Who doesn’t love chocolate? There’s plenty to like about! Maybe that’s why it’s estimated that the average American eats almost 12 pounds of chocolate each year.
In some forms, chocolate can also be healthy for you, too. For example, cocoa is rich in polyphenols, a type of antioxidant that can help with high blood pressure and manage free radicals in the body (which can lead to inflammation and tissue damage) and promote overall health.
Sounds great, right? The challenge with chocolate comes with how unenjoyable pure cocoa or cocoa powder is to eat, mainly due to its very bitter profile. As a result, the chocolate we do enjoy is often very unhealthy due to large amounts of sugar present to make the otherwise bitter flavor of chocolate palatable. Even certain kinds of dark chocolate need some kind of sugar for people to enjoy them.
A new study in Current Research in Food Science, however, outlines efforts to better understand how processing cocoa beans can affect the flavor profile of cocoa and improve its enjoyability without the need for additives.
A team of researchers at Penn State, along with the founder of chocolate company Patric Chocolate, looked specifically at different methods of roasting cocoa beans and how optimal temperatures and time of roasting can improve the bitter profile of chocolate, making it more palatable.

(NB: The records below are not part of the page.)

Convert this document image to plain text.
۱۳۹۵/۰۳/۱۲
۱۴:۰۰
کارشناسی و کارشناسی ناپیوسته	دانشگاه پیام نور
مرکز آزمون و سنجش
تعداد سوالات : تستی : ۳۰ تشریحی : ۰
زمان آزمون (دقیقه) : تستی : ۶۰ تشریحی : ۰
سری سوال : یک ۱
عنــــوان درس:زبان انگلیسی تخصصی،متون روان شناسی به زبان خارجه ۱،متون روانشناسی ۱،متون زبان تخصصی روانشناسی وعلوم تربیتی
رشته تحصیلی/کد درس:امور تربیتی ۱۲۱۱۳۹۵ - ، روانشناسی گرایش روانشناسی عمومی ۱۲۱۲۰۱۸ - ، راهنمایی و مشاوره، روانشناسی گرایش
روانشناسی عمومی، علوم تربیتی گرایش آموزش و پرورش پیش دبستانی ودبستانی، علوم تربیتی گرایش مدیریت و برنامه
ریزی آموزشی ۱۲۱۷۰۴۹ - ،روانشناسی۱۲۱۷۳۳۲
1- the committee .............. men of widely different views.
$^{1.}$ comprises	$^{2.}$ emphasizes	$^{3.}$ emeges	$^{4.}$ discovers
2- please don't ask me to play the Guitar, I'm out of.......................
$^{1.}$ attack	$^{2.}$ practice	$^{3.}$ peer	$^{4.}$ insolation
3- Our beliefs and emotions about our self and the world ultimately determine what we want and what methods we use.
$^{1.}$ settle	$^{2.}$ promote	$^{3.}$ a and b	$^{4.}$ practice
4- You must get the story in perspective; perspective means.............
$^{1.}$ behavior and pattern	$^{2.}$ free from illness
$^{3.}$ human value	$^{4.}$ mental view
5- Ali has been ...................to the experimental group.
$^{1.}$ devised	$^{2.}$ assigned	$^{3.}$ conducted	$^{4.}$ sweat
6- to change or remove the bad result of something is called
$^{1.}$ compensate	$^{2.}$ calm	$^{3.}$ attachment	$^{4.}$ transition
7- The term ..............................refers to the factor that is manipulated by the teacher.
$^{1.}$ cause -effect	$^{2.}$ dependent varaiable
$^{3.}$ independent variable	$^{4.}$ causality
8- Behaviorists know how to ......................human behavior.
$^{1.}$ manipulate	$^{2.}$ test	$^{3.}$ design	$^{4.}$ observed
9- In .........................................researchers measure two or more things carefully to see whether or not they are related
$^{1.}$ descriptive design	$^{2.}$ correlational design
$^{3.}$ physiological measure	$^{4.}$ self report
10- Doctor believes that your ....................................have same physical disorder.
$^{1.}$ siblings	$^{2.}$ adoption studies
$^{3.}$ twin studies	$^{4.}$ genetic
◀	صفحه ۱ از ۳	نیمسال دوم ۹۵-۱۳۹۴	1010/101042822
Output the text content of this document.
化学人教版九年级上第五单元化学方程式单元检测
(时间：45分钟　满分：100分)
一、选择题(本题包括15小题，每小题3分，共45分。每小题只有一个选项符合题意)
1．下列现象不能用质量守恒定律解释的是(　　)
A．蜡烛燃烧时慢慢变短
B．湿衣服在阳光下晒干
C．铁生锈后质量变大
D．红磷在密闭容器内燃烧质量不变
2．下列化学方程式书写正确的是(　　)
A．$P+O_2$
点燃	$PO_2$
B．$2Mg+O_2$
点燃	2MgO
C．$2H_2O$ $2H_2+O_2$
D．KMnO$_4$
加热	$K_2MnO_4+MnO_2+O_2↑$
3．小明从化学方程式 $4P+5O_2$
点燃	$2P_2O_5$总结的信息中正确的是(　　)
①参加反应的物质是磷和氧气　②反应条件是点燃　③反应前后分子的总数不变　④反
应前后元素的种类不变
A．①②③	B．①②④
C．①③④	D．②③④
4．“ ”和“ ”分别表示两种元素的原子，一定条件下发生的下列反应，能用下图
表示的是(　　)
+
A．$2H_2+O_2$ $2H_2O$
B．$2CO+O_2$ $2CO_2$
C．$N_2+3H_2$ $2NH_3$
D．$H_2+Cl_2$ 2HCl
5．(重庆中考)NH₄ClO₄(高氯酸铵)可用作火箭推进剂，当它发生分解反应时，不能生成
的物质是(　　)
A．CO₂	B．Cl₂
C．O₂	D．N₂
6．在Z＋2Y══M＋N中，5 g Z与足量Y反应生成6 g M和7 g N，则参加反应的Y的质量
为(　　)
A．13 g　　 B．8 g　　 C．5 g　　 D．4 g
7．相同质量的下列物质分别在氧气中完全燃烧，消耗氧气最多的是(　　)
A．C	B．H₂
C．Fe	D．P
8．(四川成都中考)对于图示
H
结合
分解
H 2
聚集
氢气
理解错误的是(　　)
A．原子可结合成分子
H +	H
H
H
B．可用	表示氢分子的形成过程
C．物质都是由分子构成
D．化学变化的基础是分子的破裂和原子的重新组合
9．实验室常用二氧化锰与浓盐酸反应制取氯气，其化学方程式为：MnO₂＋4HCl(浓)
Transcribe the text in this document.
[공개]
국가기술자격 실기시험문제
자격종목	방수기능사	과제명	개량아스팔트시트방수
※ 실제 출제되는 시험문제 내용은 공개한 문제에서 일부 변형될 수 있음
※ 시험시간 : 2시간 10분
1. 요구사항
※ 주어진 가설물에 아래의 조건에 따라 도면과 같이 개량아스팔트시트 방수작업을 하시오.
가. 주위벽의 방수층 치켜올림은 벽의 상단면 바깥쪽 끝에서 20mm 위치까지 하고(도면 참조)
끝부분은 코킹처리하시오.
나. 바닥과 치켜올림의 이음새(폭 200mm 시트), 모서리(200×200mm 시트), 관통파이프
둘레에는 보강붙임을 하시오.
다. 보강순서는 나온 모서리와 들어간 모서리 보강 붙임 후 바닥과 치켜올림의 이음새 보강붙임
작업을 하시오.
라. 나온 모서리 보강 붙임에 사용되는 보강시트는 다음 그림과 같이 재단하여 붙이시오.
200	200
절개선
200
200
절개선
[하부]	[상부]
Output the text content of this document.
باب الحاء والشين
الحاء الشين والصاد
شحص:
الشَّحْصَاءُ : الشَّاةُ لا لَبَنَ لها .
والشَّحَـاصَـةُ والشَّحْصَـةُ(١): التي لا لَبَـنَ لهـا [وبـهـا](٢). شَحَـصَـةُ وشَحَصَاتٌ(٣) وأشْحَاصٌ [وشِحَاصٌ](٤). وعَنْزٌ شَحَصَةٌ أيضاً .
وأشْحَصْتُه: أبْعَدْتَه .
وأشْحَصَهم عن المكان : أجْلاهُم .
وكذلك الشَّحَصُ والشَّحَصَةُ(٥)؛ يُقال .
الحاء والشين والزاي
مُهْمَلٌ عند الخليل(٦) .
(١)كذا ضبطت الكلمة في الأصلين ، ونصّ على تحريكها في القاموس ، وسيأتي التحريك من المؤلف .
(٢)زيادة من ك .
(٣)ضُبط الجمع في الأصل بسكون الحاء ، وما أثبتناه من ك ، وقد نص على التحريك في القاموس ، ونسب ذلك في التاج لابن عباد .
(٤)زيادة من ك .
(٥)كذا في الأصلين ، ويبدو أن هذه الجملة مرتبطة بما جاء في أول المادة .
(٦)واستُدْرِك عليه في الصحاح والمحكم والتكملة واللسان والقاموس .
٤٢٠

Roasting is used to produce chocolate because it helps remove many of the acids in cocoa beans that give chocolate a bitter taste.
The study included 145 participants who were asked to sample 27 different chocolate products, each prepared with beans roasted in different ways to gauge how people respond. Researchers highlight that reliance on sensory perception to test chocolate products was a unique approach to understanding chocolate's bitterness profile.
Findings from the study suggest that people generally found chocolate products made of beans roasted at higher temperatures for longer (and without sugar!) more enjoyable compared to beans that were raw or minimally roasted.